Increase access to information, technologies and knowledge
Government plans should recognize and integrate local community needs, priorities, and expertise in the planning process, and integrate strong spatially explicit data on restoration potential. Stakeholder participation, which integrates indigenous and local knowledge and is gender-inclusive, should be included throughout the decision-making and implementation process. 

Fill knowledge gaps
More research on co-benefits, trade-offs, barriers for implementation, and enabling conditions of different SLM technologies and practices in different contexts is needed. Decisions should consider species’ functional traits to maximize the effectiveness of the restoration potential: planting drought-adapted or fire-resilient species in landscapes forecasted to become arid increases the ecosystems resilience to hazards.

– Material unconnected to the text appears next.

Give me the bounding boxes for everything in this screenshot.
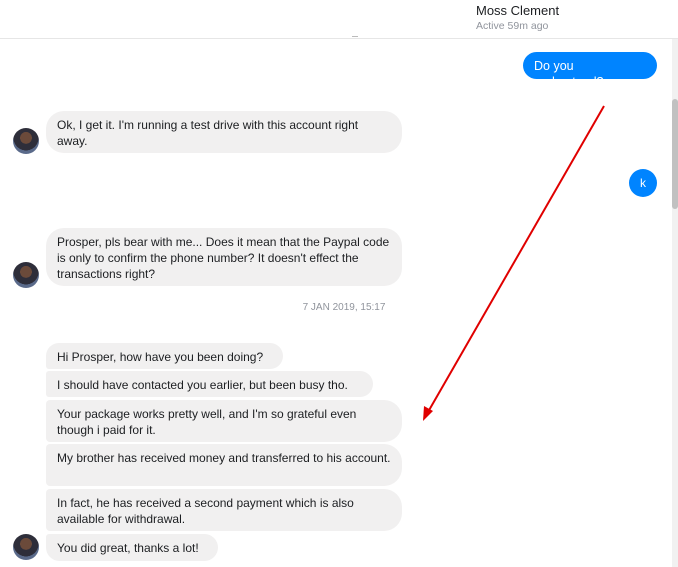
red-arrow-icon: [423, 105, 605, 421]
scrollbar-thumb[interactable]: [672, 99, 678, 209]
scrollbar[interactable]: [672, 39, 678, 567]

Develop resource-sharing practices and invest in capacity-building
Effective SLM practices in one area may not be the best option in another. Countries that share similar climatic challenges should prioritize knowledge-sharing to disseminate successful restoration strategies for climate change adaptation.

Develop effective, integrated services to support monitoring, evaluation and implementation 
Moving away from sectoral policy design, implementing agricultural, land use, and water objectives coherently, and integrating them in climate and biodiversity strategies can support effective implementation. Policy coherence across scales is also critical.

Develop an appropriate policy-enabling environment
Appropriate incentives for landowners can enable and promote sustainable change.

Conclusion: integrated strategies and agendas

As Strassburg et al. (2020) point out, land preservation and restoration should be done with three criteria in mind:

  • maximizing climate change mitigation
  • biodiversity benefits
  • the economic costs of inaction

This underscores the synergies that exist from linking the goals of the three UN Conventions (on climate change, combatting desertification, and biological diversity), as opposed to pursuing their targets in isolation.